Despite a lack of venues to play - karaoke is a bigger draw than live music, apparently - a musician Morrison had met at an open-mic night offered to help him record some demos. Ex-A&R man Spencer Wells, who had worked in the past with Beverley Knight and David Gray, heard it and got in touch.

“I was doing a bit of carpet fitting, signing on, and going to London every week to write,” says Morrison. “That was a real busy time, and a bit weird. I was going from big record company meetings with people asking me if I wanted this or that all the time, which I’m not used to anyway, then I’d go back to carpet fitting and go in someone’s house where they don’t even offer you a cup of tea,” he laughs. “It was one extreme to the other, from that life to this life.”

It was around this time Morrison wrote album track The Pieces Don’t Fit Anymore. It’s about how, once the singer had got a deal with Polydor, it caused a huge shift of balance within his relationship with Gill. The healthcare worker, who at 28 is six years older than Morrison, had before then been paying the rent and basically providing the main support for the couple. Morrison’s advance gave him the financial advantage and, along with the amount of time he was spending in London, it caused tension. Morrison thought about ending the relationship at this point.

“It was how I was feeling at the time,” explains Morrison. “I really did feel like, fuck, maybe we should leave it. I didn’t know what was going to happen and I didn’t want to hurt her. It was a difficult time, we’d just moved to London and she didn’t have any friends. We were arguing a lot and it was like, let’s just leave it before it gets any worse.

“But that’s cheating. I think you have to go through it and finish it, and see it to the end. Otherwise you’re cheating yourself out of feeling that way if that’s how you’re meant to feel. So I just thought, fuck it. It’s still good, we’re still good friends and we still get on and it’s still great.

“But I knew it was going to be tough. I said to her before the record came out that we might split up, she’s totally aware of that. She’s scared by it, but so am I. I don’t know what’s going to happen. But she’s totally cool, she’s handling it really well. She’s not really got a choice.
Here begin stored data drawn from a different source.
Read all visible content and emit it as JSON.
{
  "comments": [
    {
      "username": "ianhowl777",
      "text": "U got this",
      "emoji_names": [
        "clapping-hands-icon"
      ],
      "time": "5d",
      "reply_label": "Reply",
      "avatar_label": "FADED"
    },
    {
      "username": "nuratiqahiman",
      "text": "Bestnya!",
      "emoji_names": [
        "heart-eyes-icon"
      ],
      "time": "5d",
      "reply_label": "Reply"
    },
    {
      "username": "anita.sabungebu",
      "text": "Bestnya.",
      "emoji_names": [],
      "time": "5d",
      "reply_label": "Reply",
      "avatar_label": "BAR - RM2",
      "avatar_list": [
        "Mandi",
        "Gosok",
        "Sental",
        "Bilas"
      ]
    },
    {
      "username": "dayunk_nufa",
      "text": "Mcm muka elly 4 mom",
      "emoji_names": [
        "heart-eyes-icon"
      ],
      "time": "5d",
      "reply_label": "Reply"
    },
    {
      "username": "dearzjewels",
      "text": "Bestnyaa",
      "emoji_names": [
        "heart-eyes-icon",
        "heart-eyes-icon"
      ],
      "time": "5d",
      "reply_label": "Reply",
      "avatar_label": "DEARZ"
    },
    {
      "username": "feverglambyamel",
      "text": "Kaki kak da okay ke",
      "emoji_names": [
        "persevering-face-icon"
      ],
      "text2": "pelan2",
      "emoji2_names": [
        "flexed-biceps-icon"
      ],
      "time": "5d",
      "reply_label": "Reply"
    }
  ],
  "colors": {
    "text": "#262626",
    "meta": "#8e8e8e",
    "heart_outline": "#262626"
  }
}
“I know if I was in her position I’d feel really weird. If I had a girlfriend who was going on stage and all that bollocks, I’d be like, ‘Hey, what about me?’. I’ve seen it with Corinne Bailey Rae [who Morrison supported on tour] and her husband. I saw him spinning out because his missus was getting all the attention. It’s got to be a lot to deal with.”

Gill’s not the only one finding Morrison’s increasing success difficult to handle.

“It’s been quite full on for my family as well,” he adds. “They haven’t really known how to deal with it properly. I don’t think they believe it properly yet.”

And Morrison himself?

“I’m still feeling like it’s all so much to take in. But, yeah, it’s good.”